Julian Lage | Jazz Anew
Julian Lage is an American jazz guitarist whose patchwork projects — varying in both repertoire and stylized instrumentation — reach as deep as the genre itself. Lage is not a hepcat, but, rather, a self-described nerd. His pointed curiosity creates an effective delivery, allowing audiences the accessible discovery of jazz anew.
On the line from New York, gearing up for tour, and just off a four-day writing retreat with Punch Brothers’ Chris “Critter” Eldridge, Lage’s demeanor is inherently humble. “From a young age it was made clear to me, I was constantly reminded, ‘This is not you. You are inheriting a world of music,’ ” says Lage.
Lage's performances are varied — playing solo with contemplative intimacy, joining Critter acoustically on vintage Martin guitars for an American songbook review, and committing to a more avant-garde style of jazz guitar while accompanying Nels Cline (Wilco, Geraldine Fibbers, Banyan, etc.). But it's his trio — featuring both early-20th-century-inspired originals and winsome covers (namely those of Jack Teagarden's and Willard Robison's) — that Lage refers to as his "home base.”
“Before it was codified, like, ‘Oh, this shit is killing, this is bebop, and this is its direction'," Lage says as he describes the subgenre in which his trio mainly resides. “It's what I consider the pre-bebop generation of Wild West jazz. It’s very American, kind of country, kind of folk, but actively sophisticated. It was a time when the music was definitely going for weird forms and unusual substitutions.”
Adding to that 1920s baseline, and moving forward a couple decades to when the first round of electronics were introduced, Lage leads the trio with a Telecaster. “The element of the electric guitar adds a singing voice. Going from the banjo generation, the rhythm guitar generation to when, suddenly, the guitar was a singing entity. It’s like the instrumental equivalent to the music in a way.”
Lage is also quick to negate jazz's complexity as a reason for the genre's ebbed departure from popular trend. “We’re definitely not the ones to wave the flag of complexity, because we’re not the only ones. There are other people who do it better and to greater review.” The quicksand-like aspect of an improvisational live jazz set requires a certain quality of true presence. This transcendence applies to players and listeners the same, and permeates well beyond musical boundaries. “It's made or played in the moment, and once it's gone, it's gone. It's not necessarily to be repeated," says Lage. “There's something being offered that's, literally, only being offered in that set, by those people, at that time – a group of people making eye contact, clearly informed by each other's behavior. It's such a primal interaction, and music is a lovely setting for that. The awareness and poised nature of a great improviser is like witnessing anything beautiful within your surroundings.”

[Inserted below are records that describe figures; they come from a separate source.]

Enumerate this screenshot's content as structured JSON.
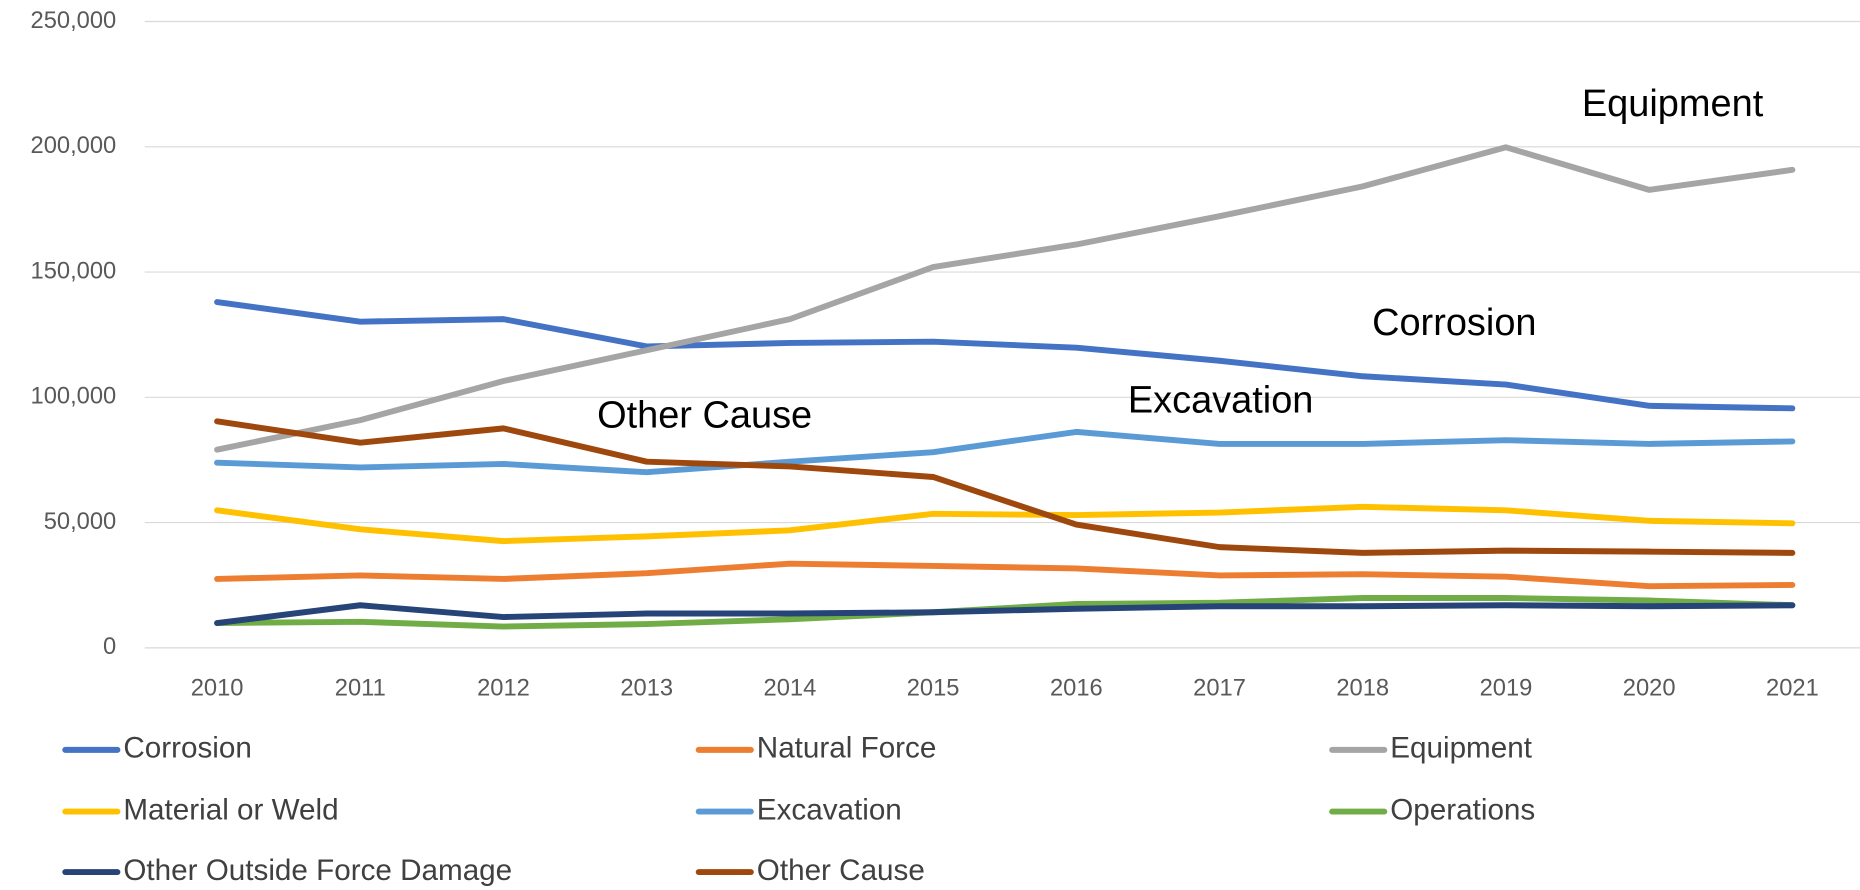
{
  "chart_data": {
    "type": "line",
    "categories": [
      "2010",
      "2011",
      "2012",
      "2013",
      "2014",
      "2015",
      "2016",
      "2017",
      "2018",
      "2019",
      "2020",
      "2021"
    ],
    "ylim": [
      0,
      250000
    ],
    "yticks": [
      0,
      {
        "value": 50000,
        "label": "50,000"
      },
      {
        "value": 100000,
        "label": "100,000"
      },
      {
        "value": 150000,
        "label": "150,000"
      },
      {
        "value": 200000,
        "label": "200,000"
      },
      {
        "value": 250000,
        "label": "250,000"
      }
    ],
    "grid": true,
    "legend": "bottom",
    "annotations": [
      "Equipment",
      "Corrosion",
      "Excavation",
      "Other Cause"
    ],
    "series": [
      {
        "name": "Corrosion",
        "color": "#4472c4",
        "values": [
          138000,
          130200,
          131200,
          120300,
          121700,
          122200,
          119800,
          114600,
          108400,
          105100,
          96600,
          95600
        ]
      },
      {
        "name": "Natural Force",
        "color": "#ed7d31",
        "values": [
          27500,
          28900,
          27500,
          29800,
          33600,
          32700,
          31700,
          28900,
          29400,
          28400,
          24600,
          25100
        ]
      },
      {
        "name": "Equipment",
        "color": "#a5a5a5",
        "values": [
          79100,
          90900,
          106500,
          118800,
          131200,
          152000,
          161000,
          172300,
          184200,
          199800,
          182800,
          190800
        ]
      },
      {
        "name": "Material or Weld",
        "color": "#ffc000",
        "values": [
          54900,
          47300,
          42600,
          44500,
          46900,
          53500,
          53000,
          54000,
          56300,
          54900,
          50700,
          49700
        ]
      },
      {
        "name": "Excavation",
        "color": "#5b9bd5",
        "values": [
          73900,
          72000,
          73400,
          70100,
          74300,
          78100,
          86200,
          81400,
          81400,
          82900,
          81400,
          82400
        ]
      },
      {
        "name": "Operations",
        "color": "#70ad47",
        "values": [
          9900,
          10400,
          8500,
          9500,
          11400,
          14200,
          17500,
          18000,
          19900,
          19900,
          18900,
          17000
        ]
      },
      {
        "name": "Other Outside Force Damage",
        "color": "#264478",
        "values": [
          9900,
          17000,
          12300,
          13700,
          13700,
          14200,
          15600,
          16600,
          16600,
          17000,
          16600,
          17000
        ]
      },
      {
        "name": "Other Cause",
        "color": "#9e480e",
        "values": [
          90400,
          81900,
          87600,
          74300,
          72400,
          68200,
          49200,
          40200,
          37900,
          38800,
          38400,
          37900
        ]
      }
    ]
  }
}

The near lyric-less jazz form, most of which Lage plays, adds an undeniable abstract component, where the reasoning holds much less importance than the resonance – a wild phenomenon within any art form. “They’re not lyrics telling your story; they’re not songs you’ve heard before. And it’s almost better that way, like, ‘This doesn’t even relate to me directly, and I don’t even understand it, but I get it.' ”
Even with a wealth of talent, a full touring schedule, and seemingly endless access, Lage can identify with self-doubt. And he speaks to it with a refreshing perspective: “It’s a peculiar disposition, because we are all students of it [music] and yet we become associated with its outcome. No one really knows what they’re doing. One of the beautiful things about being involved in music is that you don’t have to [know]. You're not expected to.”
Jazz is historically cool. The cyclical and subjective nature of "hip" is best defined by those who don't much care to be labelled as such. The undercurrent of a genre rich in American roots proves to be thriving within a subculture that is as beautiful and propelling as ever.